Kirli ve karanlık emellerini gerçekleştirmek için inanç ve kültür kavramlarının gerisine gizlenerek Türk beşerinin pak, samimi hislerini istismar eden FETÖ’nün, milletin zekatını, kurbanını, infakını, âlâ niyetini ve çocuklarını çaldığını, palavra, hile, desiselerle kendine güç ve imkan devşirdiğini tabir eden Erbaş, şu değerlendirmelerde bulundu:

“FETÖ, milletimiz ve dünyadaki tüm Müslümanlar aleyhine haince çalışmalar yaparak şer odaklarının İslam coğrafyasındaki emellerine hizmetçilik yapmıştır. Müslüman ülke ve topluluklarda, sureti haktan görünerek aziz dinimiz İslam’ı ve onun kıymetlerini istismar eden kelam konusu terör örgütü bir kere daha göstermiştir ki inancımız ve medeniyet kıymetlerimiz konusundaki cehalet ya da yanlış bilgiler telafisi sıkıntı yanlışlara ve büyük felaketlere sebep olabilmektedir. İnancını bilmeyen kuşaklar istismara müsait hale gelmektedir. Her Müslüman için, İslam’ın hayata huzur getiren rahmet prensiplerini hakikat kaynaklardan öğrenmek, istismarcılara, fitne, tefrika ve anarşi peşinde koşanlara, birlik ve beraberliği, huzur ve kardeşliği gaye alanlara karşı daha dikkatli ve hassas olmak ihmal edilemez bir vazife haline gelmiştir.”

Erbaş, bugün her bir kişinin, çocuklarının, inancını, kültürünü ve pahalarını bilen, ülkesine bağlı, insanlığa hizmeti Hakk’a hizmet sayan hoş ahlak sahibi yeterli bir insan olarak yetişmesi için tüm imkanlarıyla çaba etmek zorunda olduğunu aktardı.

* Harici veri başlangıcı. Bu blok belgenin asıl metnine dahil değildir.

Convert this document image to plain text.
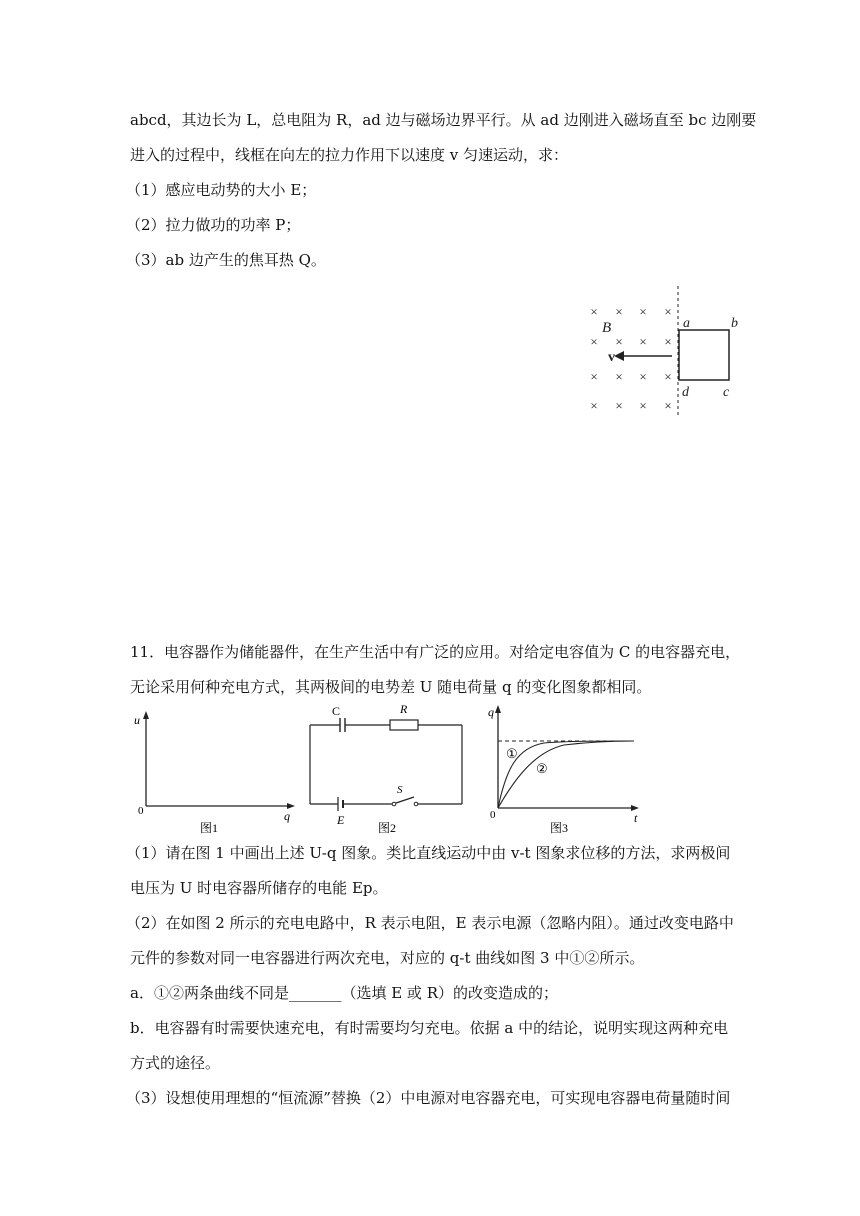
abcd，其边长为 L，总电阻为 R，ad 边与磁场边界平行。从 ad 边刚进入磁场直至 bc 边刚要
进入的过程中，线框在向左的拉力作用下以速度 v 匀速运动，求：
（1）感应电动势的大小 E；
（2）拉力做功的功率 P；
（3）ab 边产生的焦耳热 Q。
× × × ×
× × × ×
× × × ×
× × × ×
B
v
a	b
d c
11．电容器作为储能器件，在生产生活中有广泛的应用。对给定电容值为 C 的电容器充电，
无论采用何种充电方式，其两极间的电势差 U 随电荷量 q 的变化图象都相同。
u
q
0
图1
C	R
S
E
图2
q
t
0
①
②
图3
（1）请在图 1 中画出上述 U-q 图象。类比直线运动中由 v-t 图象求位移的方法，求两极间
电压为 U 时电容器所储存的电能 Ep。
（2）在如图 2 所示的充电电路中，R 表示电阻，E 表示电源（忽略内阻）。通过改变电路中
元件的参数对同一电容器进行两次充电，对应的 q-t 曲线如图 3 中①②所示。
a．①②两条曲线不同是_______（选填 E 或 R）的改变造成的；
b．电容器有时需要快速充电，有时需要均匀充电。依据 a 中的结论，说明实现这两种充电
方式的途径。
（3）设想使用理想的“恒流源”替换（2）中电源对电容器充电，可实现电容器电荷量随时间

Diyanet İşleri Başkanlığının, kıymetleri istismar eden, milleti aldatmaya çalışan, fitne ve tefrikaya çağıran bütün telaffuz ve faaliyetlere karşı üzerine düşen sorumlulukları yerine getirmeyi, milletin manevi hayatına Kur’an ve sünnet ışığında rehberlik etmeyi sürdüreceğini vurgulayan Erbaş, şunları kaydetti:

AA / Mümin Altaş – Siyaset

Gence’de düzenlenen “Türkiye-Azerbaycan Kardeşlik Gecesi”nde Uğur Işılak sahne aldı

Azerbaycan‘ın ikinci büyük kenti Gence’de düzenlenen “Türkiye- Azerbaycan Kardeşlik Gecesi”nde Uğur Işılak konser verdi.

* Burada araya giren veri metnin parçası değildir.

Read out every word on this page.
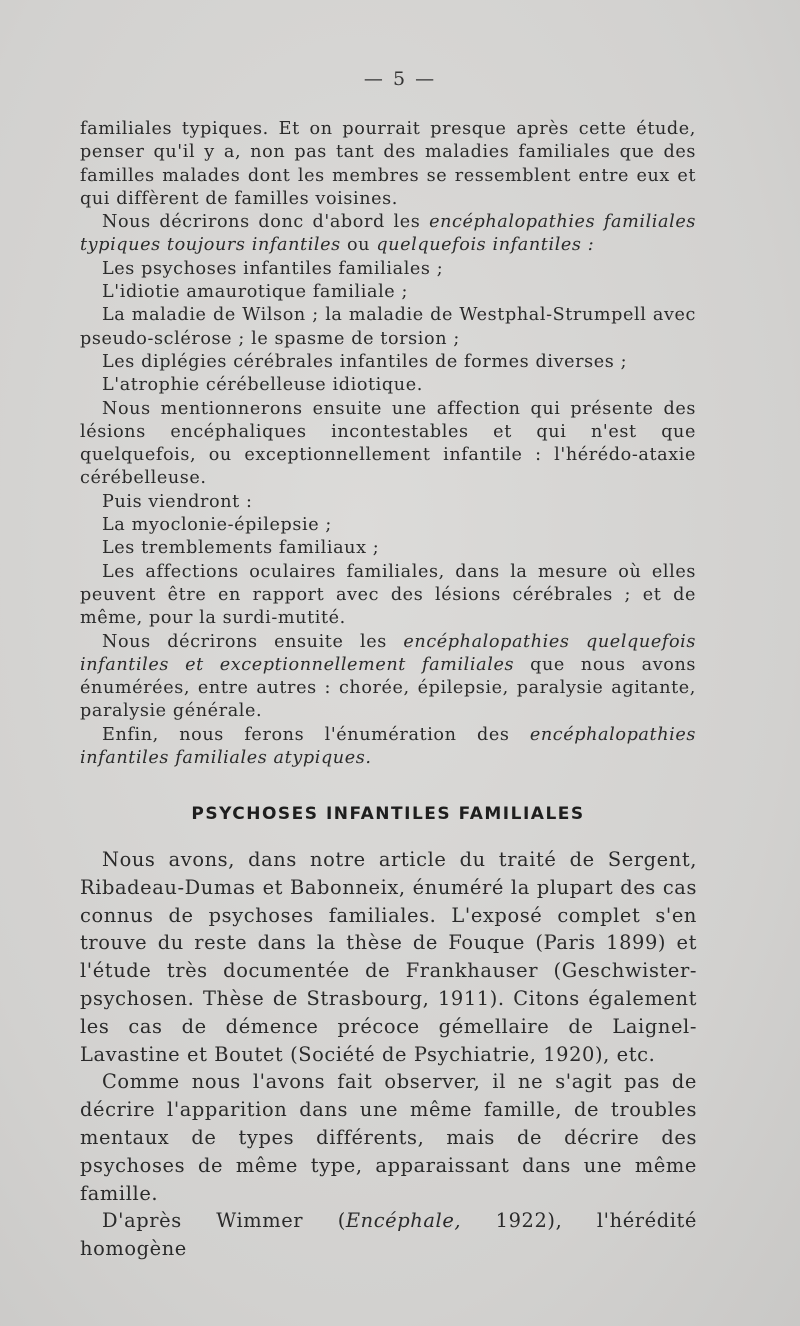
— 5 —

familiales typiques. Et on pourrait presque après cette étude, penser qu'il y a, non pas tant des maladies familiales que des familles malades dont les membres se ressemblent entre eux et qui diffèrent de familles voisines.

Nous décrirons donc d'abord les encéphalopathies familiales typiques toujours infantiles ou quelquefois infantiles :

Les psychoses infantiles familiales ;

L'idiotie amaurotique familiale ;

La maladie de Wilson ; la maladie de Westphal-Strumpell avec pseudo-sclérose ; le spasme de torsion ;

Les diplégies cérébrales infantiles de formes diverses ;

L'atrophie cérébelleuse idiotique.

Nous mentionnerons ensuite une affection qui présente des lésions encéphaliques incontestables et qui n'est que quelquefois, ou exceptionnellement infantile : l'hérédo-ataxie cérébelleuse.

Puis viendront :

La myoclonie-épilepsie ;

Les tremblements familiaux ;

Les affections oculaires familiales, dans la mesure où elles peuvent être en rapport avec des lésions cérébrales ; et de même, pour la surdi-mutité.

Nous décrirons ensuite les encéphalopathies quelquefois infantiles et exceptionnellement familiales que nous avons énumérées, entre autres : chorée, épilepsie, paralysie agitante, paralysie générale.

Enfin, nous ferons l'énumération des encéphalopathies infantiles familiales atypiques.

PSYCHOSES INFANTILES FAMILIALES

Nous avons, dans notre article du traité de Sergent, Ribadeau-Dumas et Babonneix, énuméré la plupart des cas connus de psychoses familiales. L'exposé complet s'en trouve du reste dans la thèse de Fouque (Paris 1899) et l'étude très documentée de Frankhauser (Geschwister-psychosen. Thèse de Strasbourg, 1911). Citons également les cas de démence précoce gémellaire de Laignel-Lavastine et Boutet (Société de Psychiatrie, 1920), etc.

Comme nous l'avons fait observer, il ne s'agit pas de décrire l'apparition dans une même famille, de troubles mentaux de types différents, mais de décrire des psychoses de même type, apparaissant dans une même famille.

D'après Wimmer (Encéphale, 1922), l'hérédité homogène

Türkiye‘nin Gence Başkonsolosluğunun teşebbüsü ve Gence Valiliğinin dayanağıyla Haydar Aliyev Meydanı’nda düzenlenen programı Vali Niyazi Bayramov, Başkonsolos Zeki Öztürk ve çok sayıda Genceli izledi.

Şehitlerin anılması ve hürmet duruşuyla başlayan programın birinci kısmında Gence Devlet Filarmonisi sanatkarları sahne alarak “Mehter Marşı” ve “Nuri Paşa” marşlarını çaldı, Göygöl Devlet Müzik ve Dans Topluluğu ise dans şovları sundu.

Programın ikinci kısmında ise sanatçı Uğur Işılak sahne alarak sevilen yapıtlarını seslendirdi. Kelamları ve müziği Işılak’a ilişkin olan “Azerbaycan, Türkiye’dir” müziği ise seyircilerden alkış aldı.

Işılak, program öncesinde Gence Valisi Bayramov’a nezaket ziyaretinde bulundu, 2. Karabağ Savaşı’nda Ermenistan ordusunca füze saldırısına maruz kalan ve açık hava müzesi olarak düzenlenen bölgeyi ve kentin tarihi yerlerini ziyaret etti.